Use the Last-Modified header to tell crawlers about changes to the page
The Last-Modified header tells the user’s browser or Web crawler information about the date and time the current page was last modified.
Here’s what it looks like:
Last-Modified pattern: <weekday>, <day> <month name> <year> <hour>:<minute>:<second> GMT
Example Last-Modified: Thu, 19 May 2022 13:23:00 GMT
Optimization of the crawling budget in this case occurs due to the fact that the bot initially understands which pages were added recently or edited. And instead of bypassing the entire site, indexing occurs pointwise. This is especially important for sites with a large number of pages.

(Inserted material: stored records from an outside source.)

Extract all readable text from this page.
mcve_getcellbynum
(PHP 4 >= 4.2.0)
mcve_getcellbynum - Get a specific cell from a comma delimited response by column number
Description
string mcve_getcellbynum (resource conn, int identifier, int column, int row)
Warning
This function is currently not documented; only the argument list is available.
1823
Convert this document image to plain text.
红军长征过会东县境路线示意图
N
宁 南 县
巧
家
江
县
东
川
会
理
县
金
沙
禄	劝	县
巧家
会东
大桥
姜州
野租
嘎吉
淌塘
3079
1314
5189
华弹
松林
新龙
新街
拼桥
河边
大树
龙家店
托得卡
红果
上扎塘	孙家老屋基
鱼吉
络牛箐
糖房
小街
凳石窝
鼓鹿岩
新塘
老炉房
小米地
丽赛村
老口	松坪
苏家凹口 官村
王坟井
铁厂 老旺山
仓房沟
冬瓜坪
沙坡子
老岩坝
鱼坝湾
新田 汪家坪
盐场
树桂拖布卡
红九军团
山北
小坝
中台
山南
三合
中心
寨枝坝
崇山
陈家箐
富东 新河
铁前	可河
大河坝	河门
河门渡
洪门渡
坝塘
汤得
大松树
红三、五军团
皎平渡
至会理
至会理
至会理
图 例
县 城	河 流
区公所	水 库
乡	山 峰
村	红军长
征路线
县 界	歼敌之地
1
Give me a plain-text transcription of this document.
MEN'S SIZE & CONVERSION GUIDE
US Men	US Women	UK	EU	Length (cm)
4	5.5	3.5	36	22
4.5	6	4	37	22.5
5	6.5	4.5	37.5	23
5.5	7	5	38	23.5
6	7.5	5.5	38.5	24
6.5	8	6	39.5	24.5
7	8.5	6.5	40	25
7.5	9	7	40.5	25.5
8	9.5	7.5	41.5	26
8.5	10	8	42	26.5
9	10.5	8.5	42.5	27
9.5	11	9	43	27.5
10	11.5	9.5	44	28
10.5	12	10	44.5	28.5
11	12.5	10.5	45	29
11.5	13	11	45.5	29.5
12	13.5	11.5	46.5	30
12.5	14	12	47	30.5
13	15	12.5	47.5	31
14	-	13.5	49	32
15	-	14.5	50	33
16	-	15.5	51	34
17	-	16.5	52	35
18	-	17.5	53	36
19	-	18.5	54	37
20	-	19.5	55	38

When adding a header, page loading is accelerated and the load on the server is reduced, which means that the page indexing speed is significantly accelerated.
Determine the main page and merge the duplicates so that the robot crawls the page with high traffic
During the crawl, the bot can find duplicate pages – the same page under different URLs. Ultimately, he will give preference to one of them.
It would seem that everything is fine, but while the site is being crawled and indexed, the crawling budget is spent on duplicates. If there are few such pages, it is not critical. But for large sites, the presence of duplicates can significantly affect the indexing speed. In addition, the bot itself can choose as the main page that we do not need to promote.
Fix the remaining technical optimization flaws
Internal optimization flaws may not be critical for a small site, but with the growth of their number and the scale of the site, they will create a problem – they waste the time of the search bot and worsen the indexing of the site. They need to be eliminated.
Get rid of circular links so as not to mislead users
A circular reference is one that refers to itself.
For example, you are on a page with a white t-shirt → just below you are offered to go to a page with another white t-shirt → you go and get to the previous page and do not see any other t-shirt.
Firstly, it misleads the user and annoys him, as he spends his time searching. Second, it wastes link juice and crawl budget.
For large sites, this is a critical point, as it can significantly affect crawl speed and page indexing.
Most often, circular links are found in breadcrumbs – the navigation chain, when its tail ends with an active link to the current page. You don’t need to do this – the cyclic reference must be removed.
Link to lost pages so that users and bots can find you
Lost pages are pages that cannot be accessed through internal links. Because of this, users and bots will not be able to find them.
If you find such pages, analyze them:
- if you need a lost page , put links to it and thereby transfer the internal weight from the site;
- if the lost page is not needed , delete it.
Remove dangling nodes so you don’t lose page link juice
hanging knot – a page with no outgoing links. It accepts reference weight, but does not give it anywhere. It’s like you see a list on the site with articles on various topics, go to these pages and reach a page from which you can’t go anywhere.
In this case, the user is simply uncomfortable – in order to return to the previous page, he will have to press the “back” button or go to the search. And the robot in this case will be at a dead end, because it has nowhere to go from the page, and it cannot press the “back” button.
Most often, dangling nodes are not a serious problem, but you need to analyze the nature of such a page and, if possible, make adjustments:
- if the page contains content that does not fit on the main page , remove the dangling node, moving the content completely to the main page;
- if the page contains the desired content , add external links to it to important sections of the site.
Get ready for regular optimization
Maintaining the technical optimization of a site is a never-ending process, so you need to be ready to constantly make changes and track improvements.